First, we need to calculate the number of moles of Na2O2 in 24 g:
Molar mass of Na2O2 = (2 * atomic mass of Na) + (2 * atomic mass of O)
= (2 * 22.99 g/mol) + (2 * 16.00 g/mol)
= 45.98 g/mol + 32.00 g/mol
= 77.98 g/mol
Number of moles of Na2O2 = mass / molar mass
= 24 g / 77.98 g/mol
≈ 0.308 moles
Since 2 moles of Na2O2 produce 1 mole of O2, the number of moles of O2 produced is also 0.308.

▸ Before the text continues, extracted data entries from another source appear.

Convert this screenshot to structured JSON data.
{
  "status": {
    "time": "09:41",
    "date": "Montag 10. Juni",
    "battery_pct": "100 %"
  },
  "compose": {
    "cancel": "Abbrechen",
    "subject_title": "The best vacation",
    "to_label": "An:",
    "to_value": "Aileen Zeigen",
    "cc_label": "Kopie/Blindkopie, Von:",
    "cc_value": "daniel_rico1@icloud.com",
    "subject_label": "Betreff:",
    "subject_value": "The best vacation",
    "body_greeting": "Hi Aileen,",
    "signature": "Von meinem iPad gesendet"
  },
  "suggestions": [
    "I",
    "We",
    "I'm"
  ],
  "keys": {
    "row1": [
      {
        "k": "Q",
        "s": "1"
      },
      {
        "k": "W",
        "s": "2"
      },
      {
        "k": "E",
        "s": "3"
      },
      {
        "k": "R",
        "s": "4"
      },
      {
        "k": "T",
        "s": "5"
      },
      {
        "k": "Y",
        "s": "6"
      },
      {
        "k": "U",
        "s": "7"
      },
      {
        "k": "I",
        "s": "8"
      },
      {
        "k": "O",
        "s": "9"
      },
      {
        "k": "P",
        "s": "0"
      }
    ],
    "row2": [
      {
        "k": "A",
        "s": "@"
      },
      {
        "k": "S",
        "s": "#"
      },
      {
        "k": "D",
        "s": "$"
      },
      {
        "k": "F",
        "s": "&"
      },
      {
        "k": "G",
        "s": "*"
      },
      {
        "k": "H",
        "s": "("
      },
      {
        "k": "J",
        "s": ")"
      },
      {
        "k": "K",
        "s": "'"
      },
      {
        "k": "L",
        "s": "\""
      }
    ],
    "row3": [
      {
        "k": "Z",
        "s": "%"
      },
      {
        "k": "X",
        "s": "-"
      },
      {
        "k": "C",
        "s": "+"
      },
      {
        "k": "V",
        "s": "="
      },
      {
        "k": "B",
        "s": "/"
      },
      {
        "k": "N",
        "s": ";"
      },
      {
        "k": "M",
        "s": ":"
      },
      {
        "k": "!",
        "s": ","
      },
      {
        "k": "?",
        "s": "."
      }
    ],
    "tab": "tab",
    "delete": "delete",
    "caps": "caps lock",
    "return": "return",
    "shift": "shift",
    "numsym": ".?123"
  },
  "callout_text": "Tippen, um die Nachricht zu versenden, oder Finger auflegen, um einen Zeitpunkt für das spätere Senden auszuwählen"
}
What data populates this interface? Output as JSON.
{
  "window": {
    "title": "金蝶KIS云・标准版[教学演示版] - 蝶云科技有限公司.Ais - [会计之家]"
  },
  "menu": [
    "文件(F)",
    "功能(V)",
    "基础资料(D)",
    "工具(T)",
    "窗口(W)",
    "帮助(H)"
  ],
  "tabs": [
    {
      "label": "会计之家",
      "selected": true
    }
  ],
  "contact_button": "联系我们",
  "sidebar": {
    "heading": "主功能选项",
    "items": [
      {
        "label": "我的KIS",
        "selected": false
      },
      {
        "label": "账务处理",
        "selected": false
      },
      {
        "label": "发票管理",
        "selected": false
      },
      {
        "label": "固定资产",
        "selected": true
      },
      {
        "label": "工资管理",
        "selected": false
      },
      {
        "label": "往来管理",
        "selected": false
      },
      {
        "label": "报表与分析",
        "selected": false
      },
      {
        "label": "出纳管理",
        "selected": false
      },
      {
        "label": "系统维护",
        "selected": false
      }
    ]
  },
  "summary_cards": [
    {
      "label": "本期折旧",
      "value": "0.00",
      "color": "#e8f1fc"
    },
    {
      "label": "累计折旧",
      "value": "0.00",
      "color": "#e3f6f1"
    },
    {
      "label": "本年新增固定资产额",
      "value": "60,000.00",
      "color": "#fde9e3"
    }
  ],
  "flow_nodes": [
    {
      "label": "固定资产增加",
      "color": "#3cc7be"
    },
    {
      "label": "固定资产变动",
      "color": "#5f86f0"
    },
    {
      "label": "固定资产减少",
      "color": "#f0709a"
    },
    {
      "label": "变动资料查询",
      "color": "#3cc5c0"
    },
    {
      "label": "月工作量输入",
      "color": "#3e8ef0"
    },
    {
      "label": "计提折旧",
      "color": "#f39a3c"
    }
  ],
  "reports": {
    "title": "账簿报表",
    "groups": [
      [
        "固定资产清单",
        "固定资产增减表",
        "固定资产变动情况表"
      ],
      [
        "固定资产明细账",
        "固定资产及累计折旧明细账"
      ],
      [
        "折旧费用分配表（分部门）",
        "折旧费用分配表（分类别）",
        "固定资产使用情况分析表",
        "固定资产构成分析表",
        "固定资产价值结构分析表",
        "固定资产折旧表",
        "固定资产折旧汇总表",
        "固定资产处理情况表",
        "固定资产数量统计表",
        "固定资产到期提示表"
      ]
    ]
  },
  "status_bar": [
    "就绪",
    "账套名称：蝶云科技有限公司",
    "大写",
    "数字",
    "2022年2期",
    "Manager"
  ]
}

Next, we can find the mass of O2 produced using the molar mass of O2:
Molar mass of O2 = 2 * atomic mass of O
= 2 * 16.00 g/mol
= 32.00 g/mol
Mass of O2 produced = number of moles of O2 * molar mass of O2
= 0.308 moles * 32.00 g/mol
= 9.856 g
Therefore, when 24 g of Na2O2 react, approximately 9.856 g of O2 is produced.
To find the mass of water needed to react completely with the Na2O2, we use the stoichiometry of the balanced equation.
From the balanced equation:
2 Na2O2(s) + 2 H2O(ℓ) → 4 NaOH(aq) + O2(g)
We can see that 2 moles of Na2O2 react with 2 moles of H2O to produce 4 moles of NaOH.
Since we know the moles of Na2O2 (0.308 moles), we can use the stoichiometry to find the moles of H2O needed:
Moles of H2O = 0.308 moles * (2 moles H2O / 2 moles Na2O2)
= 0.308 moles
Finally, we can find the mass of water needed using the molar mass of water:
Molar mass of H2O = (2 * atomic mass of H) + atomic mass of O
= (2 * 1.01 g/mol) + 16.00 g/mol
= 2.02 g/mol + 16.00 g/mol
= 18.02 g/mol
Mass of water needed = moles of H2O * molar mass of H2O
= 0.308 moles * 18.02 g/mol
≈ 5.54 g
Therefore, approximately 5.54 g of water is needed to react completely with 24 g of Na2O2.